Don't you think it's just a little ironic that people can go to another country and buy prescription drugs manufactured in America cheaper than they can buy them at home? They're even cheaper in Mexico and probably other Latin American countries, but too many favor Canada because they can speak the language (so long as they stay out of the French sector) and probably don't trust the Latinos.

Previously, when I mentioned this last point in an article, I received an email from one of the advocates of the industry who told me it costs the pharmaceutical people a billion dollars in research and development to bring out a new product and another billion to get it approved.

Having spent many years as a research consultant in new product development for some of the largest corporations in America, I can tell you that this claim is ridiculous and nothing but an excuse to gouge the public. There is no one, with the possible exception of NASA that spends a thousand million in new product development. Not even the hard goods industry like General Motors where tooling and prototype costs are enormous.

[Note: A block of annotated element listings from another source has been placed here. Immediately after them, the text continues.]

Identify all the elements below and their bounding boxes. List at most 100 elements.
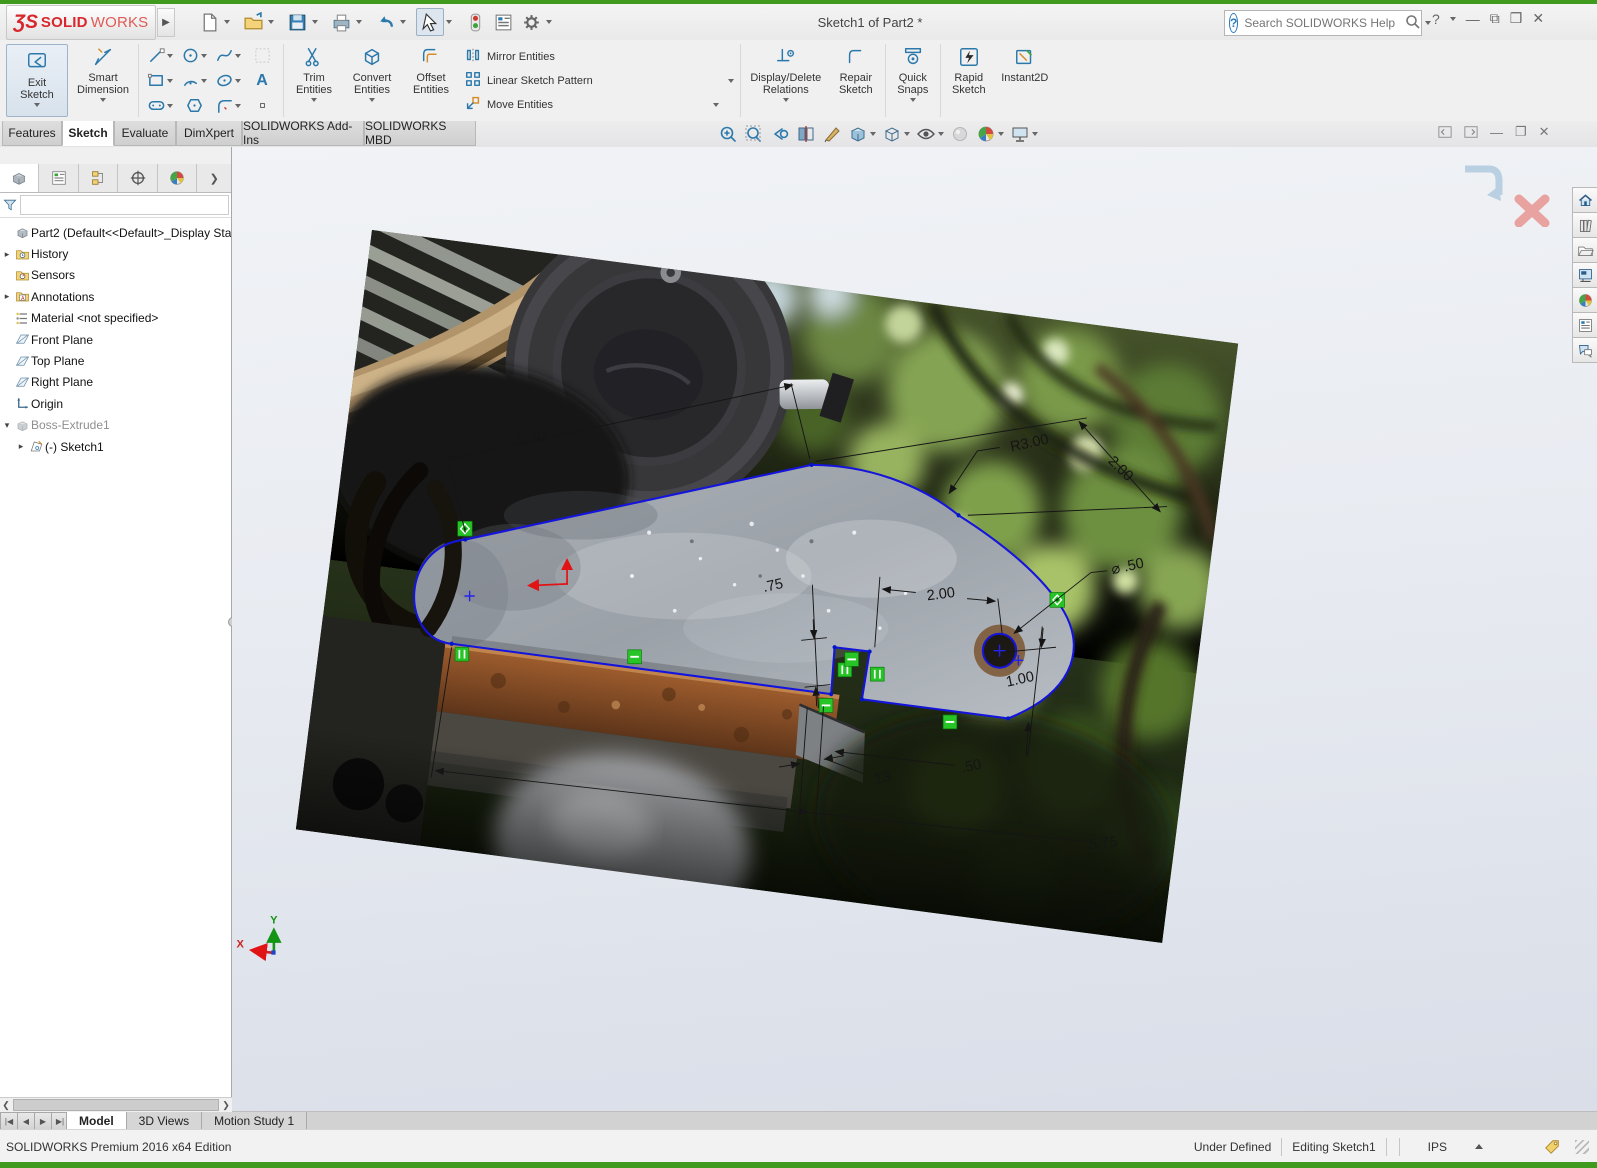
tree-filter[interactable] (0, 193, 231, 218)
smart-dimension-caret-icon[interactable] (100, 98, 106, 102)
tab-sketch[interactable]: Sketch (62, 121, 114, 146)
panel-horizontal-scrollbar[interactable]: ❮ ❯ (0, 1097, 232, 1112)
scrollbar-thumb[interactable] (13, 1099, 219, 1111)
panel-tab-overflow[interactable]: ❯ (197, 164, 231, 192)
split-left-icon[interactable] (1438, 125, 1452, 139)
line-tool-icon[interactable] (143, 43, 177, 68)
sketch-picture-ghost-icon[interactable] (245, 43, 279, 68)
tree-item-front-plane[interactable]: Front Plane (0, 329, 231, 350)
mirror-entities-button[interactable]: Mirror Entities (464, 46, 734, 67)
fillet-tool-icon[interactable] (211, 93, 245, 118)
scroll-left-icon[interactable]: ❮ (0, 1100, 12, 1111)
scroll-right-icon[interactable]: ❯ (220, 1100, 232, 1111)
new-document-icon[interactable] (196, 9, 222, 35)
restore-button[interactable]: ⧉ (1490, 10, 1500, 27)
solidworks-logo[interactable]: ƷSSOLIDWORKS (6, 5, 156, 40)
display-style-icon[interactable] (882, 124, 910, 144)
dim-5.75[interactable]: 5.75 (1088, 834, 1118, 854)
expander-icon[interactable]: ▸ (0, 291, 14, 302)
tree-item-material[interactable]: Material <not specified> (0, 308, 231, 329)
help-button[interactable]: ? (1432, 11, 1440, 27)
design-library-tab[interactable] (1572, 237, 1597, 263)
move-entities-button[interactable]: Move Entities (464, 94, 734, 115)
tab-3d-views[interactable]: 3D Views (126, 1112, 202, 1130)
tree-item-boss-extrude[interactable]: ▾ Boss-Extrude1 (0, 415, 231, 436)
expander-icon[interactable]: ▸ (14, 441, 28, 452)
display-delete-relations-button[interactable]: Display/Delete Relations (743, 40, 829, 121)
view-orientation-icon[interactable] (848, 124, 876, 144)
exit-sketch-caret-icon[interactable] (34, 103, 40, 107)
home-tab[interactable] (1572, 187, 1597, 213)
tag-icon[interactable] (1543, 1138, 1561, 1156)
resize-grip[interactable] (1575, 1140, 1589, 1154)
tree-item-origin[interactable]: Origin (0, 393, 231, 414)
polygon-tool-icon[interactable] (177, 93, 211, 118)
view-settings-icon[interactable] (1010, 124, 1038, 144)
options-caret-icon[interactable] (546, 20, 552, 24)
open-document-icon[interactable] (240, 9, 266, 35)
slot-tool-icon[interactable] (143, 93, 177, 118)
dynamic-annotation-views-icon[interactable] (822, 124, 842, 144)
offset-entities-button[interactable]: Offset Entities (402, 40, 460, 121)
help-caret-icon[interactable] (1450, 17, 1456, 21)
previous-view-icon[interactable] (770, 124, 790, 144)
forum-tab[interactable] (1572, 337, 1597, 363)
quick-snaps-caret-icon[interactable] (910, 98, 916, 102)
doc-minimize-button[interactable]: — (1490, 125, 1503, 140)
units-caret-icon[interactable] (1475, 1144, 1483, 1149)
configurationmanager-tab[interactable] (79, 164, 118, 192)
ellipse-tool-icon[interactable] (211, 68, 245, 93)
tree-item-sketch1[interactable]: ▸ (-) Sketch1 (0, 436, 231, 457)
expander-icon[interactable]: ▸ (0, 249, 14, 260)
tab-addins[interactable]: SOLIDWORKS Add-Ins (242, 121, 364, 146)
arc-tool-icon[interactable] (177, 68, 211, 93)
save-caret-icon[interactable] (312, 20, 318, 24)
tree-item-right-plane[interactable]: Right Plane (0, 372, 231, 393)
new-caret-icon[interactable] (224, 20, 230, 24)
exit-sketch-button[interactable]: Exit Sketch (6, 44, 68, 117)
search-caret-icon[interactable] (1425, 21, 1431, 25)
resources-tab[interactable] (1572, 212, 1597, 238)
convert-caret-icon[interactable] (369, 98, 375, 102)
trim-caret-icon[interactable] (311, 98, 317, 102)
tab-evaluate[interactable]: Evaluate (114, 121, 176, 146)
dimxpertmanager-tab[interactable] (118, 164, 157, 192)
doc-restore-button[interactable]: ❐ (1515, 124, 1527, 140)
rebuild-icon[interactable] (462, 9, 488, 35)
menu-flyout-button[interactable]: ▶ (157, 8, 175, 37)
evaluate-list-icon[interactable] (490, 9, 516, 35)
units-selector[interactable]: IPS (1428, 1140, 1447, 1154)
select-tool-icon[interactable] (416, 8, 444, 36)
zoom-area-icon[interactable] (744, 124, 764, 144)
propertymanager-tab[interactable] (39, 164, 78, 192)
tree-item-sensors[interactable]: Sensors (0, 265, 231, 286)
search-icon[interactable] (1405, 14, 1421, 33)
move-entities-caret-icon[interactable] (713, 103, 719, 107)
undo-icon[interactable] (372, 9, 398, 35)
rectangle-tool-icon[interactable] (143, 68, 177, 93)
cancel-sketch-icon[interactable] (1519, 199, 1545, 223)
circle-tool-icon[interactable] (177, 43, 211, 68)
maximize-button[interactable]: ❒ (1510, 10, 1523, 27)
tab-mbd[interactable]: SOLIDWORKS MBD (364, 121, 476, 146)
hide-show-items-icon[interactable] (916, 124, 944, 144)
tab-features[interactable]: Features (2, 121, 62, 146)
quick-snaps-button[interactable]: Quick Snaps (888, 40, 938, 121)
text-tool-icon[interactable]: A (245, 68, 279, 93)
custom-properties-tab[interactable] (1572, 312, 1597, 338)
linear-pattern-caret-icon[interactable] (728, 79, 734, 83)
graphics-viewport[interactable]: 5.50 R3.00 2.00 ⌀ .50 2.00 .75 1.00 .13 … (232, 147, 1597, 1111)
convert-entities-button[interactable]: Convert Entities (342, 40, 402, 121)
dim-2.00-mid[interactable]: 2.00 (926, 585, 956, 605)
smart-dimension-button[interactable]: Smart Dimension (70, 40, 136, 121)
featuremanager-tab[interactable] (0, 164, 39, 192)
print-icon[interactable] (328, 9, 354, 35)
graphics-canvas[interactable]: 5.50 R3.00 2.00 ⌀ .50 2.00 .75 1.00 .13 … (232, 147, 1597, 1111)
tab-motion-study[interactable]: Motion Study 1 (201, 1112, 307, 1130)
linear-pattern-button[interactable]: Linear Sketch Pattern (464, 70, 734, 91)
options-gear-icon[interactable] (518, 9, 544, 35)
spline-tool-icon[interactable] (211, 43, 245, 68)
doc-close-button[interactable]: ✕ (1539, 124, 1550, 140)
open-caret-icon[interactable] (268, 20, 274, 24)
display-delete-caret-icon[interactable] (783, 98, 789, 102)
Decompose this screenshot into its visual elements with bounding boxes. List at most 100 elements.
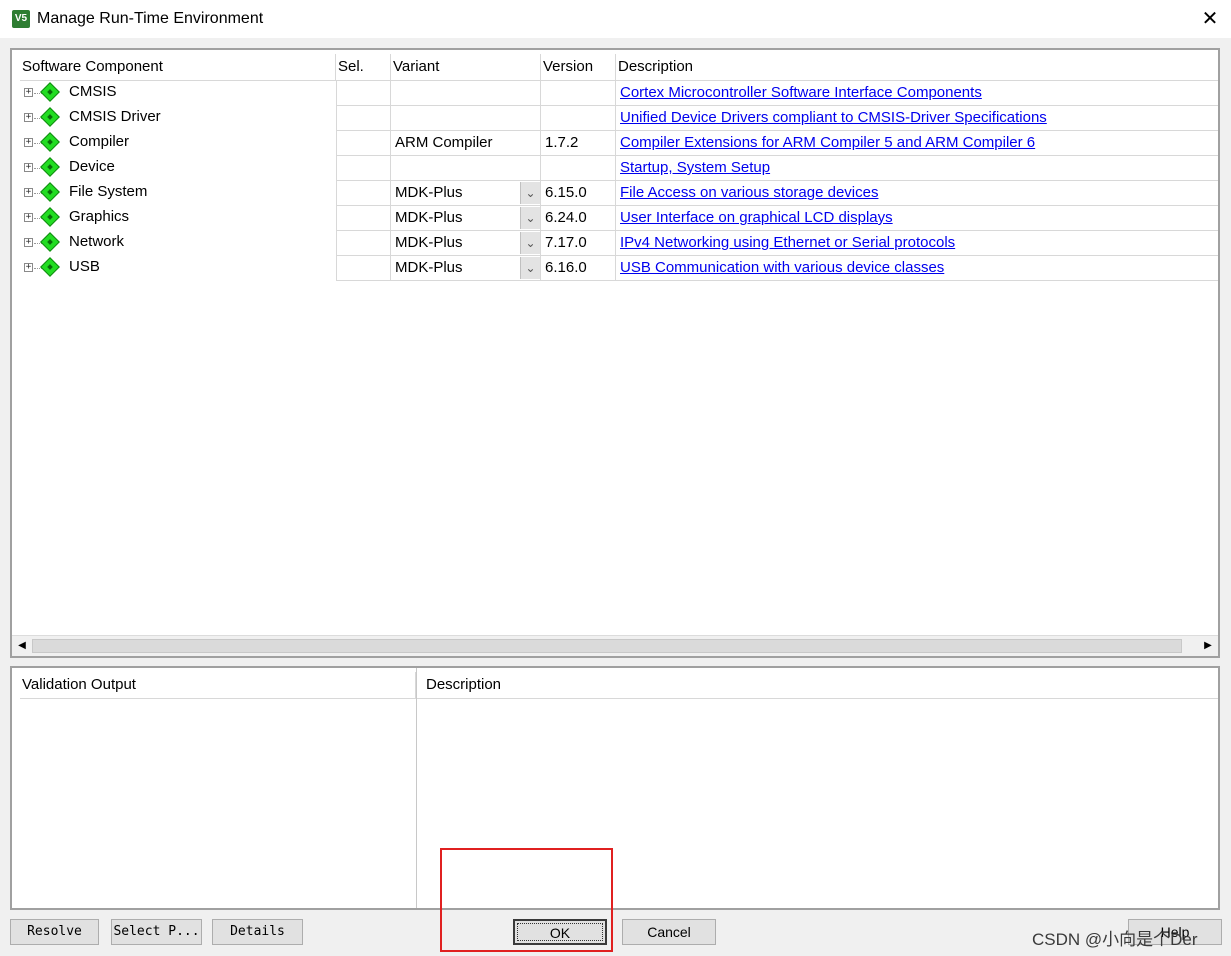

At the other extreme, where you've got the cosmetic industry and companies like Johnson's Wax selling a promise or developing products made mostly of water and other cheap elements. Here, new product development is mostly a case of thousands of inexpensive experiments and relatively inexpensive ideas with most of the money going into promotions. And still it would never amount to a billion dollars.

If you believe that Americans must pay high prices for prescription drugs to support research and development (R&D), you are falling for a scam. And the only way they could spend a billion getting a new product approved would be by paying through the nose for their far too many lobbyists wining, dining, and lining the pockets of our public servants in Washington.

Wake up people, we're supposed to have laws protecting us from scams like this.